Hacker News new | ask | show | jobs
by setr 2078 days ago
>Sure, it might make sense in specific cases, but in general it doesn't make sense to transpose a table.

From my intuition, I don't see anything stopping the function from existing -- it can be applied to any arbitrary table. You probably don't want to transpose your table, except when you want to, but that's true of any function -- I'm can't imagine any scenario where transpose(table)->table would as an algorithm fail (unless I suppose if julia tables include header rows, in which case there's probably no generally correct definition)

1 comments

> From my intuition, I don't see anything stopping the function from existing

A datatable is (or is isomorphic to and can be analyzed as) a mapping from row numbers to tuples of a given shape[0].

The transpose of table will only be table (a mapping from rows numbers to tuples of a common shape) if the tuples of the starting table were homogenous (every field of the same type.)

This works with, say, matrices where all the elements are numbers; but it fails in the general case.

[0] Yes, I know, Julia defines them as columns of arrays, and columnar organization is ideal for all kinds of processing tasks. For me, thinking about and explaining the the problem with transpose works easier thinking about it in row-oriented form (which is logically equivalent). In column-oriented description, a datatable is an ordered set of columns, each of which is a homogenous array, but if you try to transpose it, each of the columns of the result would be a heterogenous array unless the columns were all of the same type to start with. So, again, it fails to be a table->table function except in the case where the starting table consists of columns of identical type.

No, I'm still not understanding. Here's my thinking:

Scenario #1: If the tuples are the same shape (type, size), it's fine

    [
       (string, int, date)
       (string, int, date)
       (string, int, date)
    ]
transposed:

    [
       (string, string, string)
       (int, int, int)
       (date, date, date)
    ]
Both input and output have tables with consistent shapes (type, size)

Scenario #2: Assuming its legal, if the tuples are differently shaped (by datatype), its weird (but that was true of your original table anyways), but you can still do a valid transposition to produce a valid table

    [
       (string, int, date)
       (int, date, string)
    ]
transposed:

    [
       (string, int)
       (int, date)
       (date, string)
    ]
It was weird to begin with, and it's similarly weird to end with. I can't imagine the output not being a legal table by any rule that does not also disallow the input.
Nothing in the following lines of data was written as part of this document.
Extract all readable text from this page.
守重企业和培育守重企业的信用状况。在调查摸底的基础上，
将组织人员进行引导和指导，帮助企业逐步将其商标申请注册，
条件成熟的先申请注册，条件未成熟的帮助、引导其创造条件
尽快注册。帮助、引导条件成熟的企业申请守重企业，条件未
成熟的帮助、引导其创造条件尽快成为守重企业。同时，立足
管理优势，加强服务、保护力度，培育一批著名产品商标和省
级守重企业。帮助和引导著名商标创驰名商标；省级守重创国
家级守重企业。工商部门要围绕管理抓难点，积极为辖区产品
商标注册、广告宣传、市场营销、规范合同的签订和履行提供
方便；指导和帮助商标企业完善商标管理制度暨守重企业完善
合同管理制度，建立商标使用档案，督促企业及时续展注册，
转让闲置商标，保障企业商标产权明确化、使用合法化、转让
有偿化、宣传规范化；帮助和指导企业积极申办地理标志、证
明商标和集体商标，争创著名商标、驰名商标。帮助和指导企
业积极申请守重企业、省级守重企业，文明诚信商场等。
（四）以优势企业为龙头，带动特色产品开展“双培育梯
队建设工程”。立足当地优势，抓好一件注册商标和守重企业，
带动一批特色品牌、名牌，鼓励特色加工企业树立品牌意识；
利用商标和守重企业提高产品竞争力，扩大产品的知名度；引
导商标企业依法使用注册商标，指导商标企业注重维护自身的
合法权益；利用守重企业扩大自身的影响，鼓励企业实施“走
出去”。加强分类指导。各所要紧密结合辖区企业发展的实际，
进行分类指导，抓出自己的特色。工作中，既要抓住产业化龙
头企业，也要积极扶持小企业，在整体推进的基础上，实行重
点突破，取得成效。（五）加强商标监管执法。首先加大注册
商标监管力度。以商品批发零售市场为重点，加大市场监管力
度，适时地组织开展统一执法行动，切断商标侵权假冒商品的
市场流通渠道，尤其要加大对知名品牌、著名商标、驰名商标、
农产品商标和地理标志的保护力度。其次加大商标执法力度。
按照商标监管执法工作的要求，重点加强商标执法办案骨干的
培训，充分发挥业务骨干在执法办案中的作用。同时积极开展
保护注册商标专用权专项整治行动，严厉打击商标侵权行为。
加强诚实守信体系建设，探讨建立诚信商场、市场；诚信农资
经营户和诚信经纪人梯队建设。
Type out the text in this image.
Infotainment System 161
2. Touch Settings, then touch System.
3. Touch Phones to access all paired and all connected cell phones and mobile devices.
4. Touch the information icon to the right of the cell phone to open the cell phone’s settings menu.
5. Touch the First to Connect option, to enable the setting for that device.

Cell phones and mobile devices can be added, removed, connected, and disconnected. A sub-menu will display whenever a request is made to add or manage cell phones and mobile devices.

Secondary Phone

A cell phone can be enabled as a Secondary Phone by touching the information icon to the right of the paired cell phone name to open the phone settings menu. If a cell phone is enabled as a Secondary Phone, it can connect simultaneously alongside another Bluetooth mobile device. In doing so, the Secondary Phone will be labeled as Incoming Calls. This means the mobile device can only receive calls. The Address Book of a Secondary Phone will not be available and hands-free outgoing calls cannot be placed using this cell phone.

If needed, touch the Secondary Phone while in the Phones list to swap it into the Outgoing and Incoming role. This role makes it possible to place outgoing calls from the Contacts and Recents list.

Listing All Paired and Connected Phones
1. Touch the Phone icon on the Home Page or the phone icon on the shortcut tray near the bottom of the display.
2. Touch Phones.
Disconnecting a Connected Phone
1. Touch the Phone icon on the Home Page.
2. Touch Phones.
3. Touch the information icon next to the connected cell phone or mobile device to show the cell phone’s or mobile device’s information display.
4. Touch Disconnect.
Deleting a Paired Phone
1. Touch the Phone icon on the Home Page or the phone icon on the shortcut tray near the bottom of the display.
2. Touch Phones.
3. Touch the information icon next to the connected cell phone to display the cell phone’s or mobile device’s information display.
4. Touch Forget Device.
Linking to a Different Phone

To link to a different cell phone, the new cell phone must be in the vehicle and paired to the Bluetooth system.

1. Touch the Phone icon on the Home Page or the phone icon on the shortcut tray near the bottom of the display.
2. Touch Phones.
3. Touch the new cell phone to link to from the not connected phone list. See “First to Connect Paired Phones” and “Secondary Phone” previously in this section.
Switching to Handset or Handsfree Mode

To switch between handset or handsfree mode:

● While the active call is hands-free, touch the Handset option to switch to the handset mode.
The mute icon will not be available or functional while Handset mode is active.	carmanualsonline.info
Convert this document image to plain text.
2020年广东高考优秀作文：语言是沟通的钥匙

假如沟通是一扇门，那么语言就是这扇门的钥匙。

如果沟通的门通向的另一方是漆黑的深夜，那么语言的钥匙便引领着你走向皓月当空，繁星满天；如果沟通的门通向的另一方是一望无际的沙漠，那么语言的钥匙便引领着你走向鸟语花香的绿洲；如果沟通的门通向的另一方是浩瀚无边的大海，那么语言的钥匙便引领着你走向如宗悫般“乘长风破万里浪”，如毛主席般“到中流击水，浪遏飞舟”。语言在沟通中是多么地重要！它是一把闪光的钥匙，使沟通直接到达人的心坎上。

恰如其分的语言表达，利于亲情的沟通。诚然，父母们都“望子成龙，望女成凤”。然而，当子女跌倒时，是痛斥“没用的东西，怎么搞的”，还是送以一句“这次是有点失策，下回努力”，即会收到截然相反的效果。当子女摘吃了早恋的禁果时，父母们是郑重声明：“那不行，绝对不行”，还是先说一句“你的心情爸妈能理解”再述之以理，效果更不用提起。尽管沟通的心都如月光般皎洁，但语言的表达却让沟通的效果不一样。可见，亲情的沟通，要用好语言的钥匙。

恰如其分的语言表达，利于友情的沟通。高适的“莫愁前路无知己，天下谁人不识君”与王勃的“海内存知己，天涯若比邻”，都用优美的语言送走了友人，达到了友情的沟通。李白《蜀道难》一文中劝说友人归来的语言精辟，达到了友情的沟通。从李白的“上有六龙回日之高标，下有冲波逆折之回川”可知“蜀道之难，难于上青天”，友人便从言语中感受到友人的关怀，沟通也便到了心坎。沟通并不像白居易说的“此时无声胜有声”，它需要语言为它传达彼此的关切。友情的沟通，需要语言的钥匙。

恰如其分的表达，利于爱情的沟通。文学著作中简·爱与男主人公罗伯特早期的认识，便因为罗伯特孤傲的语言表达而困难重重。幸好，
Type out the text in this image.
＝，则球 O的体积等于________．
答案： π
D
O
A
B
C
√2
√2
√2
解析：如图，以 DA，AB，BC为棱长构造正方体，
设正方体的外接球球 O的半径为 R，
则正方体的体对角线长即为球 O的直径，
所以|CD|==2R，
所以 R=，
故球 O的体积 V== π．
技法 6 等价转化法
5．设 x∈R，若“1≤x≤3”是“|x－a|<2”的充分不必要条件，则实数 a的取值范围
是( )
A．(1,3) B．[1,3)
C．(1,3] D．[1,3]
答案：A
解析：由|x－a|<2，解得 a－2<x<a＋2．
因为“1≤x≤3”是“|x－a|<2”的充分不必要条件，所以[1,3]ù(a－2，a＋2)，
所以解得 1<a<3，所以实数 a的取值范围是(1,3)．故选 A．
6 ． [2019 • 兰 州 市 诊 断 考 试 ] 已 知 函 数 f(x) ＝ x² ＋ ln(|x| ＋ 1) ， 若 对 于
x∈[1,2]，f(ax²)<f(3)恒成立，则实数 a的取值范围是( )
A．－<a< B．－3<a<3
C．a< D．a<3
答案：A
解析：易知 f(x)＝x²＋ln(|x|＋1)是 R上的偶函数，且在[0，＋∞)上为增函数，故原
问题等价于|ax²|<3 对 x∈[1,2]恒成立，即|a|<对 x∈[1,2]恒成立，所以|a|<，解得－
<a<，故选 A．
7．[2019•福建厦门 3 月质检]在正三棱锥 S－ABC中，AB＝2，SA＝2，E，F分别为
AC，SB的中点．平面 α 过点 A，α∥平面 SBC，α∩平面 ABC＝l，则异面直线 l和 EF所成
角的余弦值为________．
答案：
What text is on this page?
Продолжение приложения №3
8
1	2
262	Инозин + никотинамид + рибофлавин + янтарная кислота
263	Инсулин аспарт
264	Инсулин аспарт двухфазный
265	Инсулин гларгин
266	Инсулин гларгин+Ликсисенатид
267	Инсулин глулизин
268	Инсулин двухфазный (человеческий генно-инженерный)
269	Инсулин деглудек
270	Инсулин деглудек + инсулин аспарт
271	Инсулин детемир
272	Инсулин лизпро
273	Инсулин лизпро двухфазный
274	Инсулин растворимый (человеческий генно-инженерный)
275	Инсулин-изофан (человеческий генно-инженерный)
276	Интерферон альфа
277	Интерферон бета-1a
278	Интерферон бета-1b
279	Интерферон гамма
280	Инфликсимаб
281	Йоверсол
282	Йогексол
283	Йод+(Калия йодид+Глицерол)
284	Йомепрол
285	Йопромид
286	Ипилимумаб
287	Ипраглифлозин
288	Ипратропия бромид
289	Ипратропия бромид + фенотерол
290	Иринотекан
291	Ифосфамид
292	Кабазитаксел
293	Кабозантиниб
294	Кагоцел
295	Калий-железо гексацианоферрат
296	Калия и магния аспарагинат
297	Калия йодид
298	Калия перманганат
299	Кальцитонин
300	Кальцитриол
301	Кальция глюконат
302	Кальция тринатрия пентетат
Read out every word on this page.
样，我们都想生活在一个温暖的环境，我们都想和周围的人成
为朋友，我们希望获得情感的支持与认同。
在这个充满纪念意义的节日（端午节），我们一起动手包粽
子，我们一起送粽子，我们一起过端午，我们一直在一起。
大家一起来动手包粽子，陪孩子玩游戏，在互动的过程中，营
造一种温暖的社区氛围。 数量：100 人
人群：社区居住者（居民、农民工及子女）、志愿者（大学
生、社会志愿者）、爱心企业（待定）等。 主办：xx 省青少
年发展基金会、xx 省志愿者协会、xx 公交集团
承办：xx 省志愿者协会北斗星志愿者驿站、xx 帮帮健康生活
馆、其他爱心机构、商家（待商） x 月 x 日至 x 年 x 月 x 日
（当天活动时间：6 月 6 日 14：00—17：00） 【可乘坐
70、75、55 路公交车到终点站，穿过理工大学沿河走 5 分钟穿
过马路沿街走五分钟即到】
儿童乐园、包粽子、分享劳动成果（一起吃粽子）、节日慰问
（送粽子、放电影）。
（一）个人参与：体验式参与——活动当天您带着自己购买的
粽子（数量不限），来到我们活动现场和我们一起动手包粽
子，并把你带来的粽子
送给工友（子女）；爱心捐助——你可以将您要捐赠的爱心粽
Scenario #3: Similarly to scenario 2, If your tuples are differently shaped (by size), you can still do a transposition

    [
       (string, int)
       (string, int, date)
    ]
transposed:

    [
       (string, string)
       (int, int)
       (date)
    ]
and like Scenario #2, the output is as illegal as the input

In the latter two cases, I don't know what you'd want to do with the transposition (or even its input), but I don't see anything stopping the operation itself from being reasonable/consistent/valid.

Is there another scenario I'm failing to imagine?

> Scenario #1: If the tuples are the same shape (type, size), it's fine

In the row-oriented view: each row of a datatable is a tuple of the same shape (size and order of types as every other row) -- just like a database table. So, if the shape is (string, int, date) for row #1, its that shape for every row.

In the column-oriented view, each column is a homogenous array: every element in the column has the same type.

> [ (string, int, date) (string, int, date) (string, int, date) ]

Sure, this is a fine starting table; in row-oriented, its shape (the shape of every row) is (string, int, date). In column-oriented view, the table as a whole can be viewed as a tuple of shape (string[3], int[3], date[3]) because it has three rows. Cool.

> transposed:

> [ (string, string, string) (int, int, int) (date, date, date) ]

Right, this is no longer a datatable. The first row has shape (string, string, string). So, if its a table, the other two rows must also have shape (string, string, string); but instead, each has a different shape.

Ah!

Ok, that makes sense.